Skin mites in cats, how to treat?

Skin mites in cats, how to treat? - briefly

Administer a veterinarian‑prescribed acaricide—commonly selamectin, moxidectin, or a lime sulfur dip—following the recommended dosage schedule, and treat all household pets simultaneously. Thoroughly clean bedding, carpets, and grooming tools to eliminate residual eggs and larvae and prevent reinfestation.

Skin mites in cats, how to treat? - in detail

Feline skin mite infestations are caused primarily by Notoedres cati (feline scabies) and Sarcoptes scabiei (cross‑species mange). Mites burrow in the epidermis, producing intense pruritus, crusted lesions, alopecia, and secondary bacterial infection. The condition spreads through direct contact or contaminated bedding, making early identification essential.

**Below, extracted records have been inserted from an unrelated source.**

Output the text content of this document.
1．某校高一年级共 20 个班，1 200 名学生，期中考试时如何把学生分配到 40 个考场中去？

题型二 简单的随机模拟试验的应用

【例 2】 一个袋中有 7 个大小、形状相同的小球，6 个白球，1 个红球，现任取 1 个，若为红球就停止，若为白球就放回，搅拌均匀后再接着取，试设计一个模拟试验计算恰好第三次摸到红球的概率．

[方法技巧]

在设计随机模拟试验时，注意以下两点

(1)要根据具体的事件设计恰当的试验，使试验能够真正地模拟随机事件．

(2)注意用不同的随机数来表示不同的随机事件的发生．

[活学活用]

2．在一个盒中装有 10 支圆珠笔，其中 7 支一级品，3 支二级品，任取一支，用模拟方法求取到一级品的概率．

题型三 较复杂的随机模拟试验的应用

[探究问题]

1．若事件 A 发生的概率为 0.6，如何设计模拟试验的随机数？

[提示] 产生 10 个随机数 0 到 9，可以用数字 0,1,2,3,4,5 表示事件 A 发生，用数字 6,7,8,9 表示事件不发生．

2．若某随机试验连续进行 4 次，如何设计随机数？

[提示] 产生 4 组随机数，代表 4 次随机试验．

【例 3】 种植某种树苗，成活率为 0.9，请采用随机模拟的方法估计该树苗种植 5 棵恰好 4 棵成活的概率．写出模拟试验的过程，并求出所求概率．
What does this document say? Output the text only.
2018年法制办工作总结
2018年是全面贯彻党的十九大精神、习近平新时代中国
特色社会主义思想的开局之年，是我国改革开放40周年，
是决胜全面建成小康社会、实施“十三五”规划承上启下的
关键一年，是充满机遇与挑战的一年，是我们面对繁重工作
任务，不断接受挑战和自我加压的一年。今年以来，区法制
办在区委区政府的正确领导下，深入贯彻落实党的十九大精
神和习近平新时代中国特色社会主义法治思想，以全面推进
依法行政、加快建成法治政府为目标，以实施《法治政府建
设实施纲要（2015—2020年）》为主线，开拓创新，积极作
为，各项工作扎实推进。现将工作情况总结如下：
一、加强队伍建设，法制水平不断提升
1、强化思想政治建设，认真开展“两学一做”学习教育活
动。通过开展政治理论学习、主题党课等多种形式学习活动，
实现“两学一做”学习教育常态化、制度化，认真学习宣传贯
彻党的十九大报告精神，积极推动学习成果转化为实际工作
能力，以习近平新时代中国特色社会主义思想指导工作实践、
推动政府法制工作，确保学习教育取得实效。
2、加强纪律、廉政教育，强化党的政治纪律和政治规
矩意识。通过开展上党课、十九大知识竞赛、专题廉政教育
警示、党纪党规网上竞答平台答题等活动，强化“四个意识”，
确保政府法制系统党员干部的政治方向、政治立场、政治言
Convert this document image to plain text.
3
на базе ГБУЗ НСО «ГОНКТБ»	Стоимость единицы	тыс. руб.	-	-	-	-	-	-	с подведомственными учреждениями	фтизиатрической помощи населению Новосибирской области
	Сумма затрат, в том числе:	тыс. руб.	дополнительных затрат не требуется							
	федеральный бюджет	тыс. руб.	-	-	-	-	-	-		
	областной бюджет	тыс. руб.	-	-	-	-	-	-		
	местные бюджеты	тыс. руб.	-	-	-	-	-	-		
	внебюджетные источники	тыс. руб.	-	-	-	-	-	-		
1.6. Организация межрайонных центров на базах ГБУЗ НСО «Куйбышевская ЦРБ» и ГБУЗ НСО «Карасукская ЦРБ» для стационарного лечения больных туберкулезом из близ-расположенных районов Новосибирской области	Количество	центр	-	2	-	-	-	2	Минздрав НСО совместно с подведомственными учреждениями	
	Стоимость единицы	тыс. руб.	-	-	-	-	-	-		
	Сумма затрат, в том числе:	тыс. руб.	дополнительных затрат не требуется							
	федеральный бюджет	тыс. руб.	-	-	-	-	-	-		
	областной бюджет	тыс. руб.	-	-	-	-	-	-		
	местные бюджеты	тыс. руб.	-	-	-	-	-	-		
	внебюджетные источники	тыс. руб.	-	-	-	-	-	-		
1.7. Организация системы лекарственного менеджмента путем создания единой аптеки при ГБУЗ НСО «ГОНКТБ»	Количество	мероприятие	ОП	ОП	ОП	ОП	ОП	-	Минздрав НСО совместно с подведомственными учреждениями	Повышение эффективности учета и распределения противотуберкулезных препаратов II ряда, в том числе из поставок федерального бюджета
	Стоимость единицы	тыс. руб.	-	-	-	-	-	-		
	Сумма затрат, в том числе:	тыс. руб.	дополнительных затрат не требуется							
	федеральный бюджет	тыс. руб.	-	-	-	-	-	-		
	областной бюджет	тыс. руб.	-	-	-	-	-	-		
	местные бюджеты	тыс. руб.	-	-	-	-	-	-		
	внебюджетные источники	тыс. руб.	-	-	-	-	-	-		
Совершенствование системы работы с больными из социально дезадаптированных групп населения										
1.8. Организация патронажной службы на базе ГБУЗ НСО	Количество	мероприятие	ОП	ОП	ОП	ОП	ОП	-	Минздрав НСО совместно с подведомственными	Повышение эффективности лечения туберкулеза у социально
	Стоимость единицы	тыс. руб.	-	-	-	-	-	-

Diagnosis relies on microscopic examination of skin scrapings, acetate tape impressions, or dermoscopic visualization of mite bodies and eggs. In severe cases, skin biopsies may confirm inflammatory patterns consistent with mite activity. Laboratory analysis should be performed before initiating therapy to differentiate mite disease from allergic dermatitis or fungal infections.

Effective treatment combines antiparasitic drugs, environmental decontamination, and supportive measures:

  • Topical agents: 10 % sulfur ointment applied daily for 2–4 weeks; lime sulfur dips (1 % solution) administered weekly.
  • Systemic medications: Ivermectin (200 µg/kg orally or subcutaneously, repeated after 7 days); Selamectin (6 mg/kg spot‑on, monthly); Moxidectin (0.5 mg/kg orally, repeated after 14 days).
  • Adjunct therapy: Broad‑spectrum antibiotics for secondary bacterial infection; antihistamines or corticosteroids to control inflammation and itching; fatty‑acid supplements to improve skin barrier function.

Environmental control includes washing all bedding, toys, and grooming tools at ≥60 °C, vacuuming carpets, and treating other household animals prophylactically. Isolation of the affected cat for the duration of treatment prevents reinfestation.

Monitoring involves weekly assessment of lesion resolution and pruritus intensity. Persistent crusting after two treatment cycles warrants reevaluation of dosage, potential drug resistance, or concurrent dermatological disorders. Successful eradication typically occurs within 4–6 weeks when the protocol is followed consistently.